For the record (and to dispel a stereotype), I'm continuing to realize that Aaron Copland is America's greatest composer. But I won't make that assertion in this post. Instead, this is preamble for how I found myself attending a Rob Kapilow music appreciation event at Stanford on Sunday. For those who don't know Rob, he educates listeners on the details and meaning of a particular piece through closer examination. I have a CD of his covering Mozart's Jupiter Symphony where he provides musical examples and insights (prior aworks note here):
Remember, things with Mozart are never as simple as you think....The martial flourish versus intimate strings....Contrast transformed into unity...
I found this CD (hi, Amoeba bin) quite annoying but this month's concert with Rob accompanied by an augmented St. Lawrence String Quartet was too much for me to resist since it presented Copland's Appalachian Spring. If I truly believe Copland is the guy, how could I not attend?
And fortunately, at least live, Rob was interesting, funny, entertaining, and memorable. He also worked the sell-out audience effectively. The format was an hour of lecture with examples from the piece, the piece itself in a full run-through and then a Q&A. Pedagogically, it was so-so. I could understand each isolated musical example, but in real-time, since I didn't know exactly the context in which they would appear, I missed many of the examples we had just covered. This may just be a remnant of my jazz days where I learned best by replaying sections ad infinitum.
What was interesting? He talked a lot about the "Appalachian Spring" chord, how the rest of the piece grows out of its use in the beginning, and while seemingly simple, there's more than than you might think. On the other hand, he suggested Copland had the courage to be so simple. I may prefer my simplicity truly simple but I understand his point.
Kapilow did have a particularly clever idea of reciting the text to the familiar Shaker song used as source material in the work while the clarinetist played the melody. I doubt I will ever hear "A.S." again without thinking about that. I'm less enamored about how I may also remember Rob Kapilow everytime I hear this composition. In particular, I have a low threshold for hyperbole; to suggest that the ending is "superb, fantastic and amazing" doesn't help me like it more. Although, that may just be me; at the end of what I thought was a reasonable performance, the crowd applauded more enthusiastically than any concert I've been to in awhile.

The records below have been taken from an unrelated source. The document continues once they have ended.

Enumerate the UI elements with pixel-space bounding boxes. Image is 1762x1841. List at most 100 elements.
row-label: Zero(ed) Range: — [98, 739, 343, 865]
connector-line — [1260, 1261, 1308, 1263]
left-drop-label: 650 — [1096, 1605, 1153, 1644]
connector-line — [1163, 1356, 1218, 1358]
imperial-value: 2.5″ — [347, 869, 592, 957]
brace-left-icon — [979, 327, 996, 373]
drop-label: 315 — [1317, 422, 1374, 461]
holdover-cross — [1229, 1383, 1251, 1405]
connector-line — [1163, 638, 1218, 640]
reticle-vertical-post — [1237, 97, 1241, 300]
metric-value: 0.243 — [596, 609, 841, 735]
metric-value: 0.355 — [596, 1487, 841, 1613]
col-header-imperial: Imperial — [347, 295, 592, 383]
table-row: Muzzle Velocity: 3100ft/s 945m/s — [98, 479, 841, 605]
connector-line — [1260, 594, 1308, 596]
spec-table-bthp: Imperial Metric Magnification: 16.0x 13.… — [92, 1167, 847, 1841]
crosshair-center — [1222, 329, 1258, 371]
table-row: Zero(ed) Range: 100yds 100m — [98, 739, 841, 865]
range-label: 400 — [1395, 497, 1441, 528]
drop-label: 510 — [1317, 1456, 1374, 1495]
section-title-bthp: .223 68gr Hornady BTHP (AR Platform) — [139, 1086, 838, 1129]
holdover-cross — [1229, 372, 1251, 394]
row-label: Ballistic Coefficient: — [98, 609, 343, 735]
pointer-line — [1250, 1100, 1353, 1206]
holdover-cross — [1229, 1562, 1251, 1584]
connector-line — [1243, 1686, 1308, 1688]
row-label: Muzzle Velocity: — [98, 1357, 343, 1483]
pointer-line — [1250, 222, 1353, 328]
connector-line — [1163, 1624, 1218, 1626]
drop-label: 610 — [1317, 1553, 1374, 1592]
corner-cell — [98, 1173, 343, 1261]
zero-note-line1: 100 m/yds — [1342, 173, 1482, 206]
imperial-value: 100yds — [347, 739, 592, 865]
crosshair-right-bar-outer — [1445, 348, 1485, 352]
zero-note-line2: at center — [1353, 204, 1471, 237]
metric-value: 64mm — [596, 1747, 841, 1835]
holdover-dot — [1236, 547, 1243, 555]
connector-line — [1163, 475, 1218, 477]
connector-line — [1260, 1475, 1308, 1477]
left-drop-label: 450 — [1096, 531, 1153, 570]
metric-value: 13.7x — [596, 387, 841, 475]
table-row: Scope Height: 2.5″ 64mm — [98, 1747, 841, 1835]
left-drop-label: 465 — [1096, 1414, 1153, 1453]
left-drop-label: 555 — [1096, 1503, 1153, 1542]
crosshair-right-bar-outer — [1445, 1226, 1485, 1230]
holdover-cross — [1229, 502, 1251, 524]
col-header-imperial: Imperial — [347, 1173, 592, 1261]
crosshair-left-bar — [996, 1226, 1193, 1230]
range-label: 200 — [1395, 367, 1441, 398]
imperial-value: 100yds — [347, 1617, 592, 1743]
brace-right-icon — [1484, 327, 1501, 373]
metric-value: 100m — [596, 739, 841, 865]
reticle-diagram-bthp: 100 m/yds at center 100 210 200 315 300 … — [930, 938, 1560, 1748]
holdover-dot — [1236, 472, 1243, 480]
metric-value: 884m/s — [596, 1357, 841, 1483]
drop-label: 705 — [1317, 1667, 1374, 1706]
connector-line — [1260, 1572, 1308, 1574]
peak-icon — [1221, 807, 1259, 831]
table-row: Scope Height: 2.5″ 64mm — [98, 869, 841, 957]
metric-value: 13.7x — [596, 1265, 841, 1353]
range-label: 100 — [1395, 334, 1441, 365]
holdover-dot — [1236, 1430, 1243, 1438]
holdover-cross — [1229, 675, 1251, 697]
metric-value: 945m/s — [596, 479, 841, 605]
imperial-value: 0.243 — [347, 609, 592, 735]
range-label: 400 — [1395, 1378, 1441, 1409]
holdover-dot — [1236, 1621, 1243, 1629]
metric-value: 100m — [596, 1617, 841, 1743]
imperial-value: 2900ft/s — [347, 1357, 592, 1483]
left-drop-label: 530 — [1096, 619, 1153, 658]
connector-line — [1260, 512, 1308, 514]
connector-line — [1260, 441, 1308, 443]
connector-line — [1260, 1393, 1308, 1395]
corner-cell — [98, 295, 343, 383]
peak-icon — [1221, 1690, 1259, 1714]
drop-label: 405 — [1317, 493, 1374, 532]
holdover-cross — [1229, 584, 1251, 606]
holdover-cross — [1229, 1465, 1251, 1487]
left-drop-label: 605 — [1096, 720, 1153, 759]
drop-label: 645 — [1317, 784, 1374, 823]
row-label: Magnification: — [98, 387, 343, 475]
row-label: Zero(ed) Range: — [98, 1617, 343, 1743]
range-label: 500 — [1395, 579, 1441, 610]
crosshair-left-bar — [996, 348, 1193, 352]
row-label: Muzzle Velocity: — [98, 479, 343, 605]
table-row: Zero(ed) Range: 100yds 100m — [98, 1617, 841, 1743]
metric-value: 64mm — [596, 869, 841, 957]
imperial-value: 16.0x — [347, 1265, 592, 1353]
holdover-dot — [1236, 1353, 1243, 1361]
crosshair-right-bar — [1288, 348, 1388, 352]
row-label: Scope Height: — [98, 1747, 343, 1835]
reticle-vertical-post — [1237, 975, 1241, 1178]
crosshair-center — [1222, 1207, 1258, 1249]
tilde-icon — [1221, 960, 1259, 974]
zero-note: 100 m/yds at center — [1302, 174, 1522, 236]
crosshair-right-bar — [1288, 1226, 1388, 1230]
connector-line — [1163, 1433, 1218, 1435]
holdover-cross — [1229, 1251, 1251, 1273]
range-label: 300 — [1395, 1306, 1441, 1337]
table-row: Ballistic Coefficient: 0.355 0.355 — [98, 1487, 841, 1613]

Moving beyond specific musical details, Kapilow had some larger insight into what Copland was doing and why we like this piece so much. Copland's intent was to capture the essence of what this music was about but in no way was it an attempt to be authentic. As was pointed out, presumably Shaker music didn't use modulation and counterpoint and yet Copland incorporated these techniques to his benefit. Similarly, Copland's Billy the Kid was given as another example f an imaginative interpretation rather than a factual account. This has me wondering if Doctor Atomic's downfall may ultimately be because it attempted the latter?
Kapilow suggested another reason we respond to Appalachian Spring is that it represents an idealization of America with all the possibility that entails, versus the reality of what we have, and that we want to believe. Well said.
Finally, in the Q&A, I didn't but wanted to ask why does Rob hate "Copland the Modernist?" A presumption on my part, of course...
iTunes.
By the way, the Kapilow Mozart CD has a better Amazon sales rank than the Copland conducts Copland CD.
Update: Copland is of course spelled with a "d." Also, I wonder if Appalachian Spring is one of the few pieces after 1915 that Hucbald doesn't hate?
For that matter, I see Copland as the lowest-common-denominator Greatest American Composer. Does anybody really hate the music of Copland? Other choices are surely more contentious -- Stravinsky? Feldman? Glass? Adams? Ives?
Michael West in the comments suggests Duke Ellington as the Greatest American Composer. I suppose no one generally hates the music of Ellington either athough even that pick gets into the relative merits of jazz composition versus classical composition. This does make me want to listen to East St. Louis Toodle-Oo, though.